Deborah Kass: Painting and Sculpture, ARTFORUM Review

Michelle Grabner, ARTFORUM, January 21, 2021



The vertical text-based painting Just a Shot Away, 2015, commands the entrance hall to Deborah Kass’s inaugural solo exhibition at Kavi Gupta, a mainstay of Chicago’s West Loop for nearly twenty years. Rendered across a variegated black ground, the stacked cerulean text is culled from the rock anthem “Gimme Shelter,” the opening track on the Rolling Stones’ 1969 album Let It Bleed. The graphically composed painting and its appropriated stanza set the stage for a scintillating collection of works that graft borrowed language—funny, banal, upbeat, and grim—onto Minimalist-inspired compositions with bright Pop flourishes. Kass’s eleven works here, made between 2008 and 2020, fill three capacious galleries with fields of saturated color, glowing neon text, and ambitiously sized canvases that toy with the aesthetics of ersatz spectacle and commercial glitz. Among the handful of sculptures on view is a scaled-down version of OY/YO, the punning public artwork in Big Bird yellow that made its debut in 2015 at Brooklyn Bridge Park in New York.
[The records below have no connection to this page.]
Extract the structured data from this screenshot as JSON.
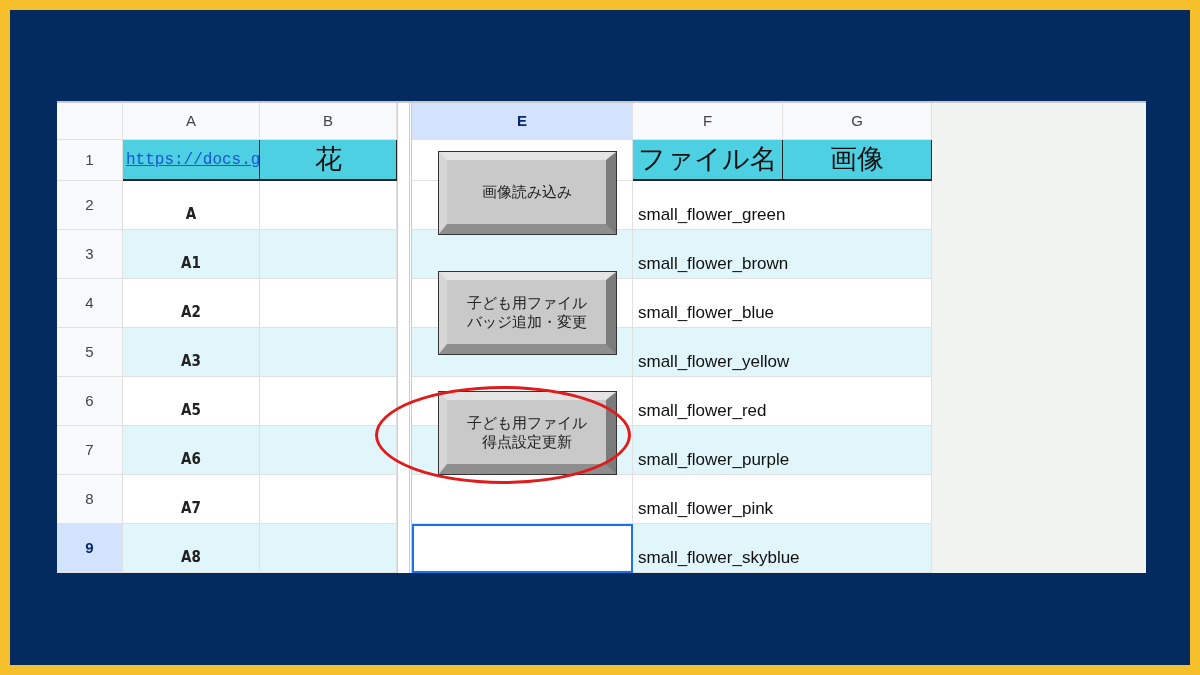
{
  "columns": [
    {
      "label": "A",
      "selected": false
    },
    {
      "label": "B",
      "selected": false
    },
    {
      "label": "E",
      "selected": true
    },
    {
      "label": "F",
      "selected": false
    },
    {
      "label": "G",
      "selected": false
    }
  ],
  "rows": [
    {
      "number": "1",
      "selected": false,
      "kind": "header",
      "link": "https://docs.g",
      "b": "花",
      "f": "ファイル名",
      "g": "画像"
    },
    {
      "number": "2",
      "selected": false,
      "a": "A",
      "f": "small_flower_green"
    },
    {
      "number": "3",
      "selected": false,
      "a": "A1",
      "f": "small_flower_brown"
    },
    {
      "number": "4",
      "selected": false,
      "a": "A2",
      "f": "small_flower_blue"
    },
    {
      "number": "5",
      "selected": false,
      "a": "A3",
      "f": "small_flower_yellow"
    },
    {
      "number": "6",
      "selected": false,
      "a": "A5",
      "f": "small_flower_red"
    },
    {
      "number": "7",
      "selected": false,
      "a": "A6",
      "f": "small_flower_purple"
    },
    {
      "number": "8",
      "selected": false,
      "a": "A7",
      "f": "small_flower_pink"
    },
    {
      "number": "9",
      "selected": true,
      "a": "A8",
      "f": "small_flower_skyblue"
    }
  ],
  "buttons": [
    {
      "lines": [
        "画像読み込み"
      ],
      "circled": false
    },
    {
      "lines": [
        "子ども用ファイル",
        "バッジ追加・変更"
      ],
      "circled": false
    },
    {
      "lines": [
        "子ども用ファイル",
        "得点設定更新"
      ],
      "circled": true
    }
  ]
}
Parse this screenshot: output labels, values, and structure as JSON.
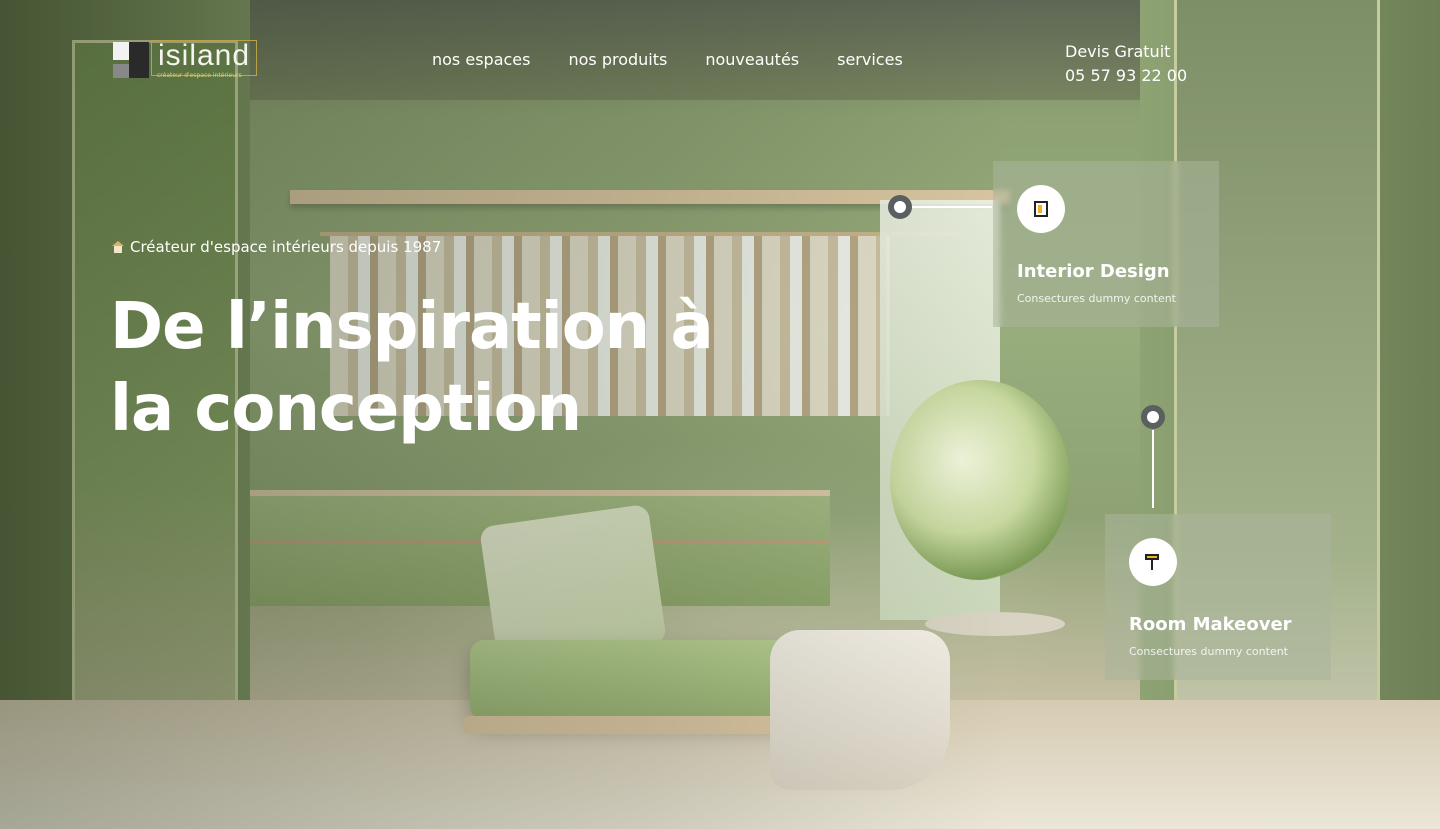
{
  "header": {
    "logo_text": "isiland",
    "logo_tagline": "créateur d'espace intérieurs",
    "nav": [
      "nos espaces",
      "nos produits",
      "nouveautés",
      "services"
    ],
    "contact_label": "Devis Gratuit",
    "contact_phone": "05 57 93 22 00"
  },
  "hero": {
    "tagline": "Créateur d'espace intérieurs depuis 1987",
    "title_line1": "De l’inspiration à",
    "title_line2": "la conception"
  },
  "cards": [
    {
      "title": "Interior Design",
      "subtitle": "Consectures dummy content",
      "icon": "frame-icon"
    },
    {
      "title": "Room Makeover",
      "subtitle": "Consectures dummy content",
      "icon": "paint-roller-icon"
    }
  ],
  "colors": {
    "accent": "#e8b622",
    "pin": "#5a5f60"
  }
}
It shares a space with an altered quote from Louise Bourgeois, fashioned from neon, that’s twisted into a Naumanesque spiral: A WOMAN HAS NO PLACE IN THE ART WORLD UNLESS SHE PROVES OVER AND OVER AGAIN SHE WON’T BE ELIMINATED. This depressing statement is dressed in candy-coated hues.

 

Since the late 1980s, Kass has built a feminist painting practice out of reclaiming the authority of signature artistic styles. By parroting techniques or copying acclaimed motifs attributed to celebrated male artists such as Walt Disney, Pablo Picasso, and Andy Warhol, Kass has until recently remained strategically consistent, appropriating art-historical signifiers in order to upend biased forms of power and influence. Yet she eventually abandoned these image-based recontextualization tactics—similar to those employed by Sarah Charlesworth, Barbara Kruger, Louise Lawler, and Sherrie Levine—in favor of works that primarily incorporate everyday language and clever wordplay. For example, Daddy I Would Love to Dance, 2008, is a psychedelically concocted acrylic painting proudly bearing on its surface the titular phrase (the words are culled from a song in the 1975 musical A Chorus Line). Its Day-Glo palette and geometric mise en abyme are borrowed from Frank Stella’s polychromatic canvas Concentric Square, 1966. Kass’s homage to the Minimalist master is not only winkingly queer (her rainbow field possesses a discotheque fabulousness that Stella’s doesn’t), but it also expresses, per Kass, her “absolute desire to participate” with high culture in a grand way, “wanting to be a part of history, wanting to talk to history, to dance with it.”

 

EVERYBODY, 2019, is a nine-piece painting organized in an expansive grid of three rows that holds the south wall of the main gallery. On the top of each vivid monochrome canvas sits the work’s title, spelled out in neon capital letters. A loose riff on Ellsworth Kelly’s multipart painting Color Panels for a Large Wall, 1978, Kass’s piece is also a commentary on the practice of appropriating voices in the pop-music industry. Compelled by the fact that Black diva and gay icon Martha Wash was never credited by the Italian music group Black Box for her vocal contribution to their 1990 hit “Everybody, Everybody,” Kass continues to protract the already fraught principles of authorship, copyright, and originality.

 

Hanging side by side, the paintings Don’t Stop, 2019, and Don’t Stop 3 (Yellow/Yellow/Yellow), 2020, glow with the words—you guessed it—DON’T STOP. Ghostly versions of the phrase are also painted in a wide sans serif typeface beneath the neon tubing that overtakes the works’ surfaces. Because the expressions in both pieces are the same color as the ground—a textured, brushy surface that absorbs light—they are only detectable by their smooth and slightly reflective paint application. The titular feel-good mantra is shamelessly prevalent in pop music: Think of Michael Jackson’s “Don’t Stop ’Til You Get Enough,” Queen’s “Don’t Stop Me Now” (both 1979), or Journey’s “Don’t Stop Believin’” (1981). The sentiment is clichéd—often maddeningly so. But perhaps at this frightening time in history, familiarity breeds more comfort than contempt.